Applications of 3D Reconstruction Techniques in Crop Canopy Phenotyping: A Review
Yanzhou Li, Zhuo Liang, Bo Liu, Lijuan Yin, Fanghao Wan, Wanqiang Qian, Xi Qiao
Abstract
Amid growing challenges to global food security, high-throughput crop phenotyping has become an essential tool, playing a critical role in genetic improvement, biomass estimation, and disease prevention. Unlike controlled laboratory environments, field-based phenotypic data collection is highly vulnerable to unpredictable factors, significantly complicating the data acquisition process. As a result, the choice of appropriate data collection equipment and processing methods has become a central focus of research.

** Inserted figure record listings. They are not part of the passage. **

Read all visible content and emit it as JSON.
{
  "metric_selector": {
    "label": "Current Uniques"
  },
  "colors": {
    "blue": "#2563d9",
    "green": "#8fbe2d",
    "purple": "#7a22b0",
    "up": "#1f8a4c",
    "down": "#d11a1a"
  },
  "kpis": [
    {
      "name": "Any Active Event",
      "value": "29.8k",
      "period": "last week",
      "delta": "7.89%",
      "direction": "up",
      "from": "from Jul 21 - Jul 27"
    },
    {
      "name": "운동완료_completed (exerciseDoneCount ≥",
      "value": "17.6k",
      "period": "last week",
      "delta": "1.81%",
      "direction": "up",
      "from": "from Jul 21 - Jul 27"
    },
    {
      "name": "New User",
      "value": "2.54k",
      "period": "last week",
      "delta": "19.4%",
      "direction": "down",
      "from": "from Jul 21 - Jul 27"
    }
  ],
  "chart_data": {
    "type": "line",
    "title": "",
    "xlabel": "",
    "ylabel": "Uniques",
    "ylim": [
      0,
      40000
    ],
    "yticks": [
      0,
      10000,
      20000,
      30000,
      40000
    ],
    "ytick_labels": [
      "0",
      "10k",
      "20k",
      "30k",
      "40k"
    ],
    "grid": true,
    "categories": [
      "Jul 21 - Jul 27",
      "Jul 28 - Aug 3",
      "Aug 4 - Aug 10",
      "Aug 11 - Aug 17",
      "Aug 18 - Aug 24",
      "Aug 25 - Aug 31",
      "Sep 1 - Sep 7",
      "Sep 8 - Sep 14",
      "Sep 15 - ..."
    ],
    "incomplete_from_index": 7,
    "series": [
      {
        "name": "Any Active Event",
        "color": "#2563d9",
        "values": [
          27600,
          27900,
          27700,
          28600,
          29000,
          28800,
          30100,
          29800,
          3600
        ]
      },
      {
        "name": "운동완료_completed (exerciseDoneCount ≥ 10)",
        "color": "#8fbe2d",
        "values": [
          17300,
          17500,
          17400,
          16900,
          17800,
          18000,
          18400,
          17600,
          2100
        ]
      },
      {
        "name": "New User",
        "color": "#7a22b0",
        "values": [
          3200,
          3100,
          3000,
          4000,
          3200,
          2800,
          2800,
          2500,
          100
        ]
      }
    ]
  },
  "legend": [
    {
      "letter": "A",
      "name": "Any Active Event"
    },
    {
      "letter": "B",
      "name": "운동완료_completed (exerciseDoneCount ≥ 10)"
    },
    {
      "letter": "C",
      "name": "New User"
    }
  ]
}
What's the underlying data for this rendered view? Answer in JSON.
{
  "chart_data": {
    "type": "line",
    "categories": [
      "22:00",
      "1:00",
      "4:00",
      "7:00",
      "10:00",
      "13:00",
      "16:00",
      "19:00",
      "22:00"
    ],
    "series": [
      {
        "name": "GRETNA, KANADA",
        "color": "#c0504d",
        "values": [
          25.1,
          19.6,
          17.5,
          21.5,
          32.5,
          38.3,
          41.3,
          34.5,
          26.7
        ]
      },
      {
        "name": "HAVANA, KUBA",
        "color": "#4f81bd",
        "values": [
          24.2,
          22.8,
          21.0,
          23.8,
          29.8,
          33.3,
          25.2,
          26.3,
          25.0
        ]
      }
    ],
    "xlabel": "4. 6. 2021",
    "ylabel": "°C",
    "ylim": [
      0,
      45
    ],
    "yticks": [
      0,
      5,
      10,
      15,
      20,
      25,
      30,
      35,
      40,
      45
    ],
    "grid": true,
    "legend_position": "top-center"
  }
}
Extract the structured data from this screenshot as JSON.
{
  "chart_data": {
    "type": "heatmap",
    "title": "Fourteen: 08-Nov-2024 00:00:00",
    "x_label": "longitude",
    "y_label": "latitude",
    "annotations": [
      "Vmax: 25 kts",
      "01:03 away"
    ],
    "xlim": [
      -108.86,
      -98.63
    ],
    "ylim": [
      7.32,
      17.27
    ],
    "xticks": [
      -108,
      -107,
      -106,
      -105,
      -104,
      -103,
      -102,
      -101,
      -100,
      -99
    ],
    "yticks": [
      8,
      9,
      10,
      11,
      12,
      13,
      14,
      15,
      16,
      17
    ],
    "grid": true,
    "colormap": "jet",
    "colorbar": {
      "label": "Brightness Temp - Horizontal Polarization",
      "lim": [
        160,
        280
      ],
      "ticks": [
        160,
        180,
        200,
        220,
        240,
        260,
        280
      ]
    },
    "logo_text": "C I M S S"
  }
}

Currently, three key technologies for extracting crop phenotypic parameters are Light Detection and Ranging (LiDAR), Multi-View Stereo (MVS), and depth camera systems. LiDAR is valued for its rapid data acquisition and high-quality point cloud output, despite its substantial cost. MVS offers the potential to combine low-cost deployment with high-resolution point cloud generation, though challenges remain in the complexity and efficiency of point cloud processing. Depth cameras strike a favorable balance between processing speed, accuracy, and cost-effectiveness, yet their performance can be influenced by ambient conditions such as lighting. Data processing techniques primarily involve point cloud denoising, registration, segmentation, and reconstruction. This review summarizes advances over the past five years in 3D reconstruction technologies—focusing on both hardware and point cloud processing methods—with the aim of supporting efficient and accurate 3D phenotype acquisition in high-throughput crop research.